You can use any container as your measure here.
  • 1 measure fine semolina
  • 1 measure All Purpose flour
  • ½ measure warm water
  • salt


    GENTLY mix the semolina flour, flour, salt with the warm water, until it forms a stiff dough. Wrap and allow to rest for about 20-30 minutes.
    PINCH off a very small portion of the dough, about the size of a fingernail. Gently roll the dough betwen your thumb and pointing finger, rolling until it becomes a long very thin soup pasta. 
    GRATE the tomatoes with the fine side of a grater. Set aside.

    BROWN the meat in the oil in a heavy bottom pot. Once browned, remove the meat and set aside. 

    ADD the onions and garlic into the pot. Sauté until golden, about 3 minutes. Deglaze the pot with with about a cup of stock or water. 

    ADD the meat back in the pot, along with the vegetables except the precooked chickpeas, courgette/zuchinni and peas, spices and half of the herbs. Add in the remaining water/stock. The liquid level should be covering the soup ingredients and the pot should be almost ¾ full.

    BRING the soup to boil, then reduce to a low simmer. Cook the soup on a lowe fire, with lid half-way off for about 1 hour until the meat is tender.  

    ONCE the meat is tender, add in the peas and courgettes and continue to cook the soup for another 5 minutes. The courgettes and peas should be al-dente.

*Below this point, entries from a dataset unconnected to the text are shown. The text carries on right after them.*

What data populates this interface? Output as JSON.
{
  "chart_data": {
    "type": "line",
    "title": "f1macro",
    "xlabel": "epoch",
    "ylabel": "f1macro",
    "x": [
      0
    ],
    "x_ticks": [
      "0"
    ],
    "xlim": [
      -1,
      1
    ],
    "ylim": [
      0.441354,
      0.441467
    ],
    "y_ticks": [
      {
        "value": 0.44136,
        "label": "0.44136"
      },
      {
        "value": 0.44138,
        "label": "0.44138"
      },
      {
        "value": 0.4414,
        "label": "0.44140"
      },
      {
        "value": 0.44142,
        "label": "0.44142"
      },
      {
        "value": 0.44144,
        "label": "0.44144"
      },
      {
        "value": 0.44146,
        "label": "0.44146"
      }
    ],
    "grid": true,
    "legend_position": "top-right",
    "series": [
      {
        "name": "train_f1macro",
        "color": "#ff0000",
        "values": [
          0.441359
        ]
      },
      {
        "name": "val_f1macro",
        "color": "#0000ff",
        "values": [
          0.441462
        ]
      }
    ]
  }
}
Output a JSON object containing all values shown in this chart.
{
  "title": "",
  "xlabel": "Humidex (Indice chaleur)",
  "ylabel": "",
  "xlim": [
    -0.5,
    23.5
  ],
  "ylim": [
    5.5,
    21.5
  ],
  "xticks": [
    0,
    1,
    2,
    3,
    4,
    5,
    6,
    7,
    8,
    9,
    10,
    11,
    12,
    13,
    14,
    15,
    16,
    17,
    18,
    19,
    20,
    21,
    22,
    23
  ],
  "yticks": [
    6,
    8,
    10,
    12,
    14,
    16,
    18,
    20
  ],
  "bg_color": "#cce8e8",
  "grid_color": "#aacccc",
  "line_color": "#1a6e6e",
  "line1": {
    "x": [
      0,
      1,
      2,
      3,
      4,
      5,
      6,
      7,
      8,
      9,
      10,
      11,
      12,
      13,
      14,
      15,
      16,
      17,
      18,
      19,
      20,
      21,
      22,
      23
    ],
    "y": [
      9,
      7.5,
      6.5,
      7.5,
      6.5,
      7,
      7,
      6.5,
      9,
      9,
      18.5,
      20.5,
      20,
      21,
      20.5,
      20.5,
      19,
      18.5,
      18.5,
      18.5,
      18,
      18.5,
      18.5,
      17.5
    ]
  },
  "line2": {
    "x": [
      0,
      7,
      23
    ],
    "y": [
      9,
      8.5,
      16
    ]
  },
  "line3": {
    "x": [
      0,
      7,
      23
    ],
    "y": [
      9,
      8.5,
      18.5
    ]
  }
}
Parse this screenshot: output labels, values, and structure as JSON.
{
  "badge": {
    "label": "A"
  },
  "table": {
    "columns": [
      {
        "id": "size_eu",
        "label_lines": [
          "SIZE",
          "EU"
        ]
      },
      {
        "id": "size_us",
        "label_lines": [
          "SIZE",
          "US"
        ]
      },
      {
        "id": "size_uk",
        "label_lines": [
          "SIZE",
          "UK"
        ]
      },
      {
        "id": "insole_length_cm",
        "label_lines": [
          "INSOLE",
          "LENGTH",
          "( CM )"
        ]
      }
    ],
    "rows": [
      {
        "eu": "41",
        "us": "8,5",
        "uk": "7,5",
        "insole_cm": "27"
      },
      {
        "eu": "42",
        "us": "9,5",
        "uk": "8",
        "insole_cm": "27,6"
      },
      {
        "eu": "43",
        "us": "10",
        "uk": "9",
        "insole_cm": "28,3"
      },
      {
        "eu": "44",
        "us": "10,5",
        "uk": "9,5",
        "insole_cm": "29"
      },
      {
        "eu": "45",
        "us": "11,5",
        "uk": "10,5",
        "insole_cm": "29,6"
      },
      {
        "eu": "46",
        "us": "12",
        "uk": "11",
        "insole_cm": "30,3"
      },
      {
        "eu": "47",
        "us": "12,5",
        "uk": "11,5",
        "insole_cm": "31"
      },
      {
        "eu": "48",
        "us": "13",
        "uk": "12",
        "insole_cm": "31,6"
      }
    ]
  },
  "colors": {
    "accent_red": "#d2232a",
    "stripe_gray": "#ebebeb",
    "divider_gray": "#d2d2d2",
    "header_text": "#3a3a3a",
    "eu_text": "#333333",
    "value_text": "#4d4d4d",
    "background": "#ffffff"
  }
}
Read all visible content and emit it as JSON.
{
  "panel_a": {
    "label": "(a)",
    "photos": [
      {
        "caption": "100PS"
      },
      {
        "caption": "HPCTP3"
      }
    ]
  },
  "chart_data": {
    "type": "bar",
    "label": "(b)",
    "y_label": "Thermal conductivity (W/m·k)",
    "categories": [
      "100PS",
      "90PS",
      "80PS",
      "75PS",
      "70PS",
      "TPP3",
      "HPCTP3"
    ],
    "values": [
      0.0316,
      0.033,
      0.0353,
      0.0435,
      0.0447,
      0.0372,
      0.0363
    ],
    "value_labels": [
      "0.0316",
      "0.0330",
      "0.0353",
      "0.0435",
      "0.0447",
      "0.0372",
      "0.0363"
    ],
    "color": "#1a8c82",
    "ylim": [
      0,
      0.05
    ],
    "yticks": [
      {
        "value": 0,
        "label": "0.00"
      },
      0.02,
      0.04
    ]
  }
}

    NOW add in the m'katfa pasta. You can optional subsitute store-bought vermicelli pasta. Also add the remaining parsely and cilantro. Simmer for about another 3-5 minutes, until the m(katfa is tender but still little al-dente.

    To serve, ladle into bowls and sprinkle the remaining chopped mint (or additional parsely and/or cilantro) on the soup. Serve with a few bourek and freshly baked Algerian bread Matlou, Khoubz el Dar or even this Algerian Olive bread.

    This soup will keep in the fridge for up to 3 days. And actually tastes better as the flavorings meld. If you were going to serve this at a later time, put the m'katfa (or vermicelli) in before serving as you reheat the soup. The m'katfa will continue to absorb the liquid from the soap and become over-done and even slimey. 
    This soups freezes nicely. Just ladle the remaining soup in freezer-safe container and freeze for up to one month. To reheat, just gently bring back to temperature on the stove on a very low heat. 

    You can easily use store bought vermicelli pasta in this soup instead of making the m'katfa.

    Some Algerian cooks in East like to add celery ribs or leaves to this soup. Traditionally, this isn't done around Alger though. Other Algerian 'red soup' variations add potatoes and cubanelle or green peppers. You can experiement with the flavors by adding these if you like. In my family, my MIL never did so I don't either.

    You can easily make this soup vegetarian or vegan by omitting the meat and using a vegetable stock instead.

    You can prepare the M'katfa by using a corn or rice based flour instead of the wheat flour or even sub a gluten-free vermicelli pasta in this soup recipe to make this recipe Gluten-Free. Surprisingly, they even sell Gluten-Free vermicelli pasta in Algeria in the pharmacies and larger supermarkets.